Cependant, le Temps n’est-il pas un prétexte pour permettre à l’auteur de s’adonner sans réserve mais avec digressions à un questionnement portant moins sur le temps comme il vient que sur le monde comme il va, interrogeant, à discret renfort de philosophes (Schopenhauer, Emerson, Thoreau, Bergson, Bachelard), la lente mais sûre dépoétisation du monde, l’oubli généralisé de ce qui fonde notre rapport à lui, la pâleur de nos sensations postmodernes ? Les sections sur le « temps suspendu… » et le « temps de la liberté intérieure », dont la tonalité existentielle n’échappe pas, se nourrissent de deux expériences-clés : la mescaline pour Denis Grozdanotvich (un traumatisme, semble-t-il), la madeleine pour Proust (et ce qui s’ensuit). La bizarrerie de l’ouvrage, malgré tout, et là est peut-être le premier reproche à lui faire, c’est que si l’on parle de Temps, de sa perception et de sa fuite, il faut aborder la mort, ce que jamais (hormis deux petites occurrences, aux pages 30 et 111) ne fait malheureusement le penseur.

C’est à partir du dixième chapitre, « Bienheureuses temporisations », que mon attention redouble : en effet, toutes les hypothèses avancées par l’auteur sont thématisées dans mes propres travaux de recherche, de la capacité d’un écrivain à réenchanter le monde en jouant avec la « féerie inépuisable du réel » qui se trouve toujours sous nos yeux (et pas à l’autre bout du monde), à la « jubilation extratemporelle » que certaines sensations peuvent permettre en nous, unissant instant et éternité au nez et à la barbe du « temps trivial », en passant par le rôle essentiel de la photographie dans ce processus de réappropriation du réel et d’apprentissage du « voir ». Dans tout cela, point d’étonnement quand apparaît la figure de Sylvain Tesson à la centième page, qui hantait notre esprit depuis les premières lignes et se révélait la référence à établir explicitement avec Denis Grozdanovitch : les deux hommes se connaissent-ils ?

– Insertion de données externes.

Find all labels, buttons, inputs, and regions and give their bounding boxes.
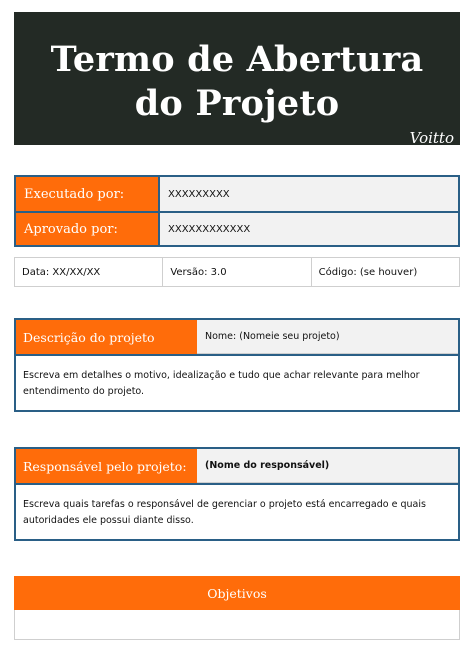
project-name-field[interactable]: Nome: (Nomeie seu projeto) xyxy=(197,320,458,354)
approved-label: Aprovado por: xyxy=(16,213,158,245)
executed-label: Executado por: xyxy=(16,177,158,211)
executed-row xyxy=(16,177,458,213)
executed-value[interactable]: XXXXXXXXX xyxy=(158,177,458,211)
meta-row xyxy=(14,257,460,287)
description-text[interactable]: Escreva em detalhes o motivo, idealização e tudo que achar relevante para melhor entendimento do projeto. xyxy=(16,354,458,400)
version-field[interactable]: Versão: 3.0 xyxy=(162,258,310,286)
document-header xyxy=(14,12,460,145)
document-title xyxy=(14,38,460,126)
approval-table xyxy=(14,175,460,247)
responsible-header xyxy=(16,449,458,483)
title-line-1: Termo de Abertura xyxy=(50,39,424,80)
description-section xyxy=(14,318,460,412)
objectives-header: Objetivos xyxy=(14,576,460,610)
approved-value[interactable]: XXXXXXXXXXXX xyxy=(158,213,458,245)
description-label: Descrição do projeto xyxy=(16,320,197,354)
title-line-2: do Projeto xyxy=(134,83,340,124)
code-field[interactable]: Código: (se houver) xyxy=(311,258,459,286)
responsible-text[interactable]: Escreva quais tarefas o responsável de gerenciar o projeto está encarregado e quais autoridades ele possui diante disso. xyxy=(16,483,458,529)
responsible-name-field[interactable]: (Nome do responsável) xyxy=(197,449,458,483)
description-header xyxy=(16,320,458,354)
voitto-logo: Voitto xyxy=(409,129,454,147)
responsible-section xyxy=(14,447,460,541)
objectives-body[interactable] xyxy=(14,610,460,640)
approved-row xyxy=(16,213,458,245)
date-field[interactable]: Data: XX/XX/XX xyxy=(22,266,101,278)
responsible-label: Responsável pelo projeto: xyxy=(16,449,197,483)
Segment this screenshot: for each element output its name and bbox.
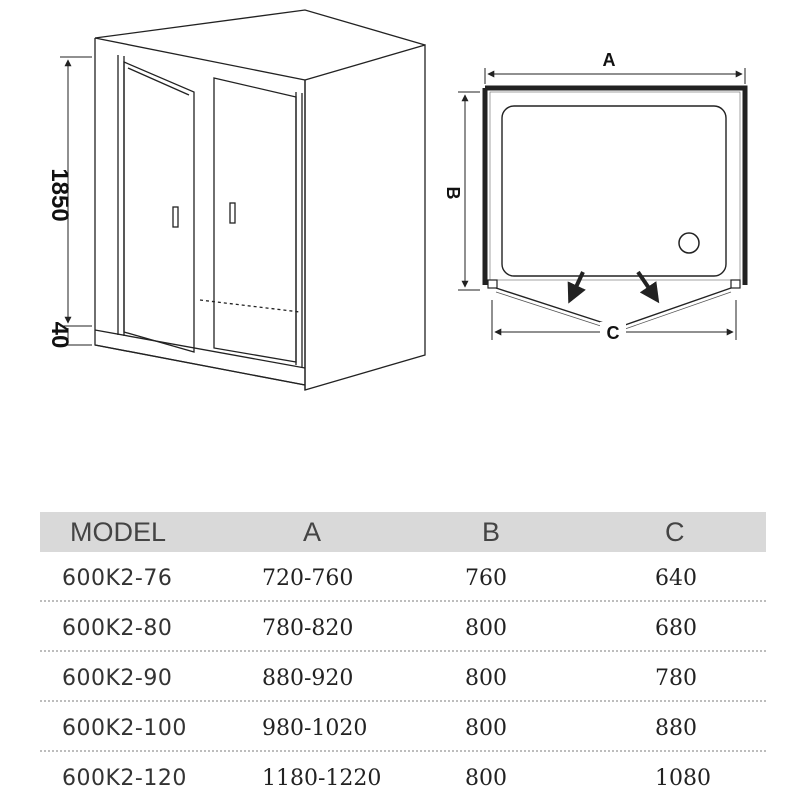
dim-c-label: C xyxy=(606,323,620,343)
height-base-label: 40 xyxy=(46,321,73,349)
cell-c: 880 xyxy=(655,716,697,741)
table-row xyxy=(40,702,766,752)
cell-a: 880-920 xyxy=(262,666,354,691)
table-row xyxy=(40,752,766,802)
cell-a: 1180-1220 xyxy=(262,766,382,791)
dim-a-label: A xyxy=(602,50,616,70)
cell-c: 640 xyxy=(655,566,697,591)
header-b: B xyxy=(482,517,501,547)
header-model: MODEL xyxy=(70,517,167,547)
cell-b: 800 xyxy=(465,666,507,691)
cell-b: 760 xyxy=(465,566,507,591)
header-c: C xyxy=(665,517,685,547)
cell-model: 600K2-100 xyxy=(62,716,187,741)
dimension-a xyxy=(485,68,745,84)
cell-model: 600K2-80 xyxy=(62,616,173,641)
cell-b: 800 xyxy=(465,716,507,741)
dim-b-label: B xyxy=(443,186,463,200)
cell-c: 1080 xyxy=(655,766,711,791)
plan-view xyxy=(485,88,745,329)
cell-a: 780-820 xyxy=(262,616,354,641)
height-total-label: 1850 xyxy=(46,168,73,222)
cell-model: 600K2-76 xyxy=(62,566,173,591)
header-a: A xyxy=(303,517,322,547)
cell-c: 780 xyxy=(655,666,697,691)
table-row xyxy=(40,602,766,652)
cell-model: 600K2-120 xyxy=(62,766,187,791)
cell-b: 800 xyxy=(465,616,507,641)
cell-b: 800 xyxy=(465,766,507,791)
cell-a: 720-760 xyxy=(262,566,354,591)
table-row xyxy=(40,652,766,702)
table-header xyxy=(40,512,766,552)
perspective-view xyxy=(95,10,425,390)
cell-model: 600K2-90 xyxy=(62,666,173,691)
table-row xyxy=(40,552,766,602)
cell-c: 680 xyxy=(655,616,697,641)
cell-a: 980-1020 xyxy=(262,716,368,741)
spec-table xyxy=(40,512,766,802)
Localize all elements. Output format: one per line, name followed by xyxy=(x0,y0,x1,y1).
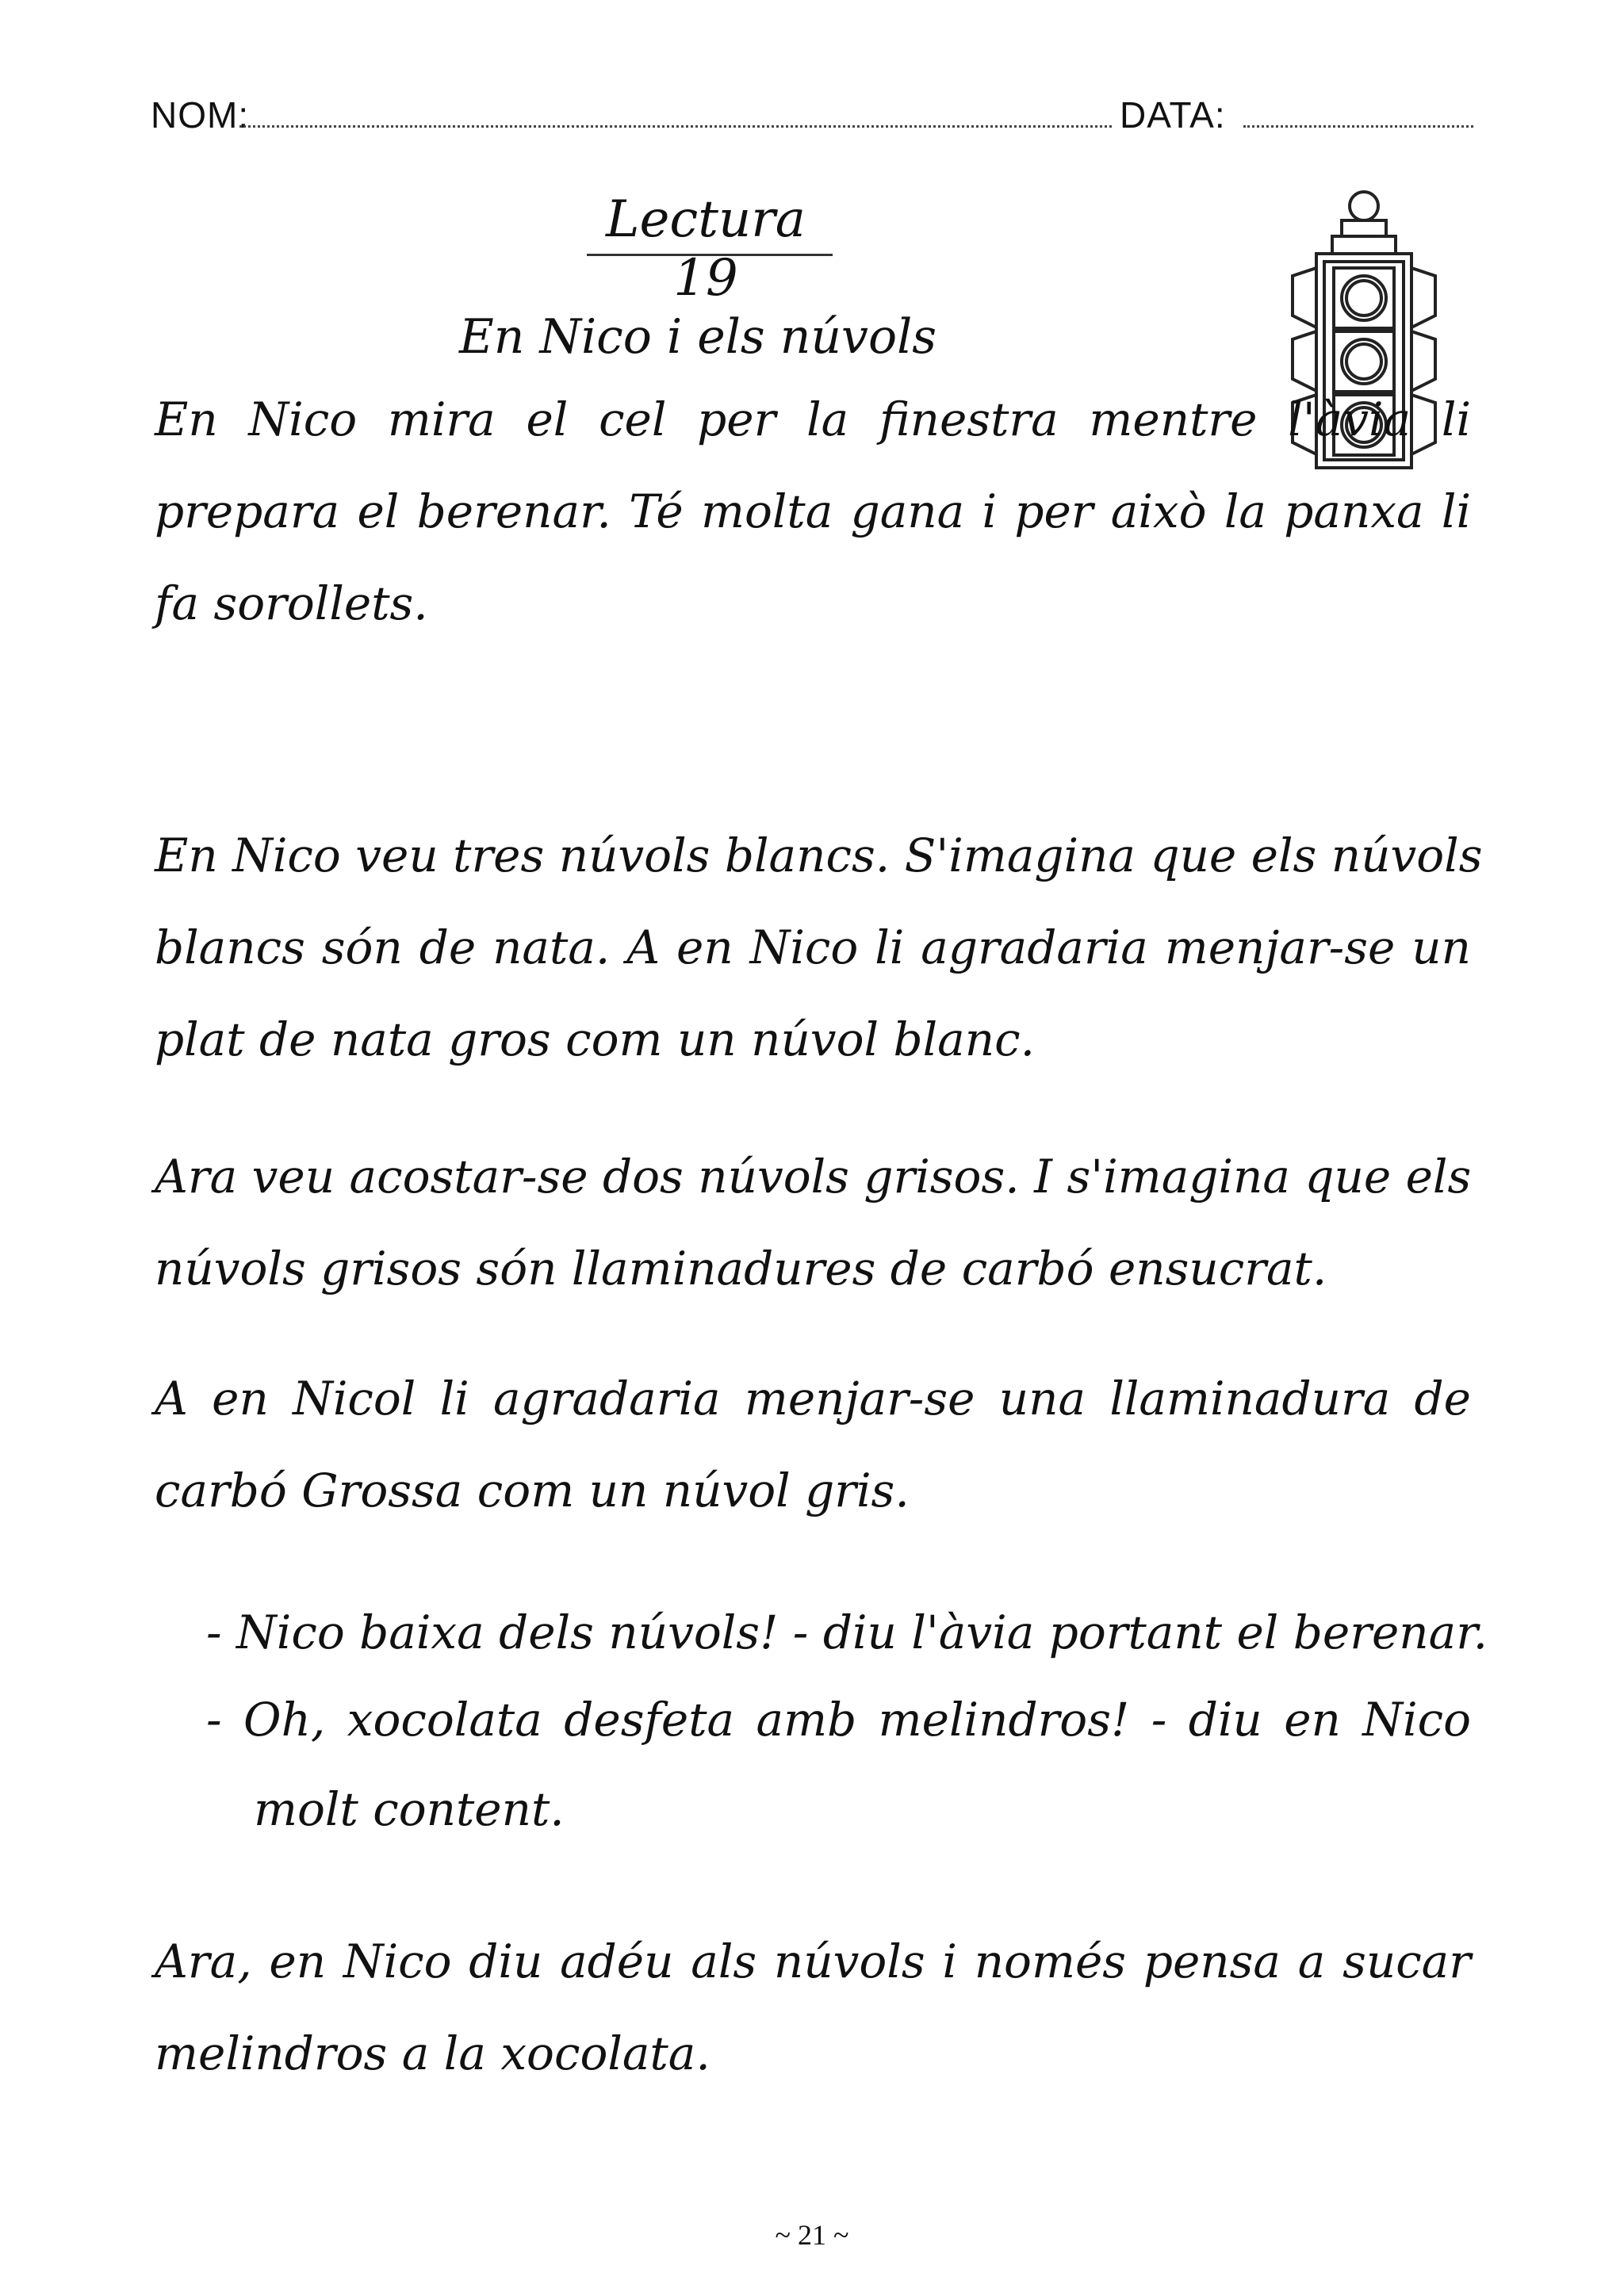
paragraph-line: A en Nicol li agradaria menjar-se una llaminadura de xyxy=(155,1372,1471,1425)
paragraph-line: Ara, en Nico diu adéu als núvols i només pensa a sucar xyxy=(155,1934,1471,1988)
title-underline xyxy=(587,254,833,256)
paragraph-line: fa sorollets. xyxy=(155,576,428,630)
dialogue-text: molt content. xyxy=(254,1782,565,1836)
dialogue-line-3 xyxy=(254,1782,1471,1878)
story-title: En Nico i els núvols xyxy=(458,309,937,365)
paragraph-line: En Nico veu tres núvols blancs. S'imagina que els núvols xyxy=(155,828,1483,882)
paragraph-line: En Nico mira el cel per la finestra mentre l'àvia li xyxy=(155,392,1471,446)
paragraph-line: plat de nata gros com un núvol blanc. xyxy=(155,1012,1036,1066)
page-number: ~ 21 ~ xyxy=(775,2219,849,2251)
paragraph-1 xyxy=(155,392,1471,672)
date-field-line[interactable] xyxy=(1243,125,1473,128)
paragraph-2 xyxy=(155,828,1483,1108)
paragraph-line: Ara veu acostar-se dos núvols grisos. I s'imagina que els xyxy=(155,1150,1472,1203)
dialogue-text: - Oh, xocolata desfeta amb melindros! - diu en Nico xyxy=(206,1693,1471,1747)
name-date-header xyxy=(151,94,1323,141)
dialogue-line-2 xyxy=(206,1693,1471,1789)
closing-paragraph xyxy=(155,1934,1471,2122)
dialogue-line-1 xyxy=(206,1605,1488,1701)
paragraph-3 xyxy=(155,1150,1472,1337)
paragraph-line: núvols grisos són llaminadures de carbó ensucrat. xyxy=(155,1242,1327,1295)
name-field-line[interactable] xyxy=(239,125,1112,128)
date-label: DATA: xyxy=(1120,94,1226,136)
paragraph-line: carbó Grossa com un núvol gris. xyxy=(155,1464,910,1517)
name-label: NOM: xyxy=(151,94,250,136)
paragraph-line: melindros a la xocolata. xyxy=(155,2026,710,2080)
paragraph-4 xyxy=(155,1372,1471,1559)
reading-title: Lectura 19 xyxy=(606,190,806,308)
paragraph-line: blancs són de nata. A en Nico li agradaria menjar-se un xyxy=(155,920,1471,974)
paragraph-line: prepara el berenar. Té molta gana i per això la panxa li xyxy=(155,484,1471,538)
dialogue-text: - Nico baixa dels núvols! - diu l'àvia portant el berenar. xyxy=(206,1605,1488,1659)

Si le dernier chapitre retrouve le ton des débuts, en restituant quelques expériences singulières nées de déambulations personnelles (on souhaiterait que l’auteur, ayant pensé le Temps, se mette désormais à interroger l’Espace !), il se trouve également teinté d’un certain pessimisme. La leçon de vie des dernières pages ‒ « vivre jusqu’au bout dans l’espérance » et cela même si le monde s’écroule ‒, reste un mode d’être-au-monde que ne semble pas assumer entièrement Denis Grozdanovitch (et ce même s’il s’agit d’un impératif catégorique paternel). Car voilà : les temps ont changé… Cependant, l’auteur n’est pas encore tombé, malgré quelques accents douloureusement prophétiques délivrés par Wittgenstein, Morand, Duval ou Axelos, dans le cynisme intellectuel et la pensée à suicides de certains auteurs contemporains. Même si le monde « comme il va » depuis quelque temps ne semble plus à même d’être « cern[é] poétiquement », que Denis Grozdanovitch poursuive ses rêveries scripturales et ses notes carnétistes pour nous livrer encore, dans ses traités hétérodoxes, une pensée en tous points libre et rénovatrice.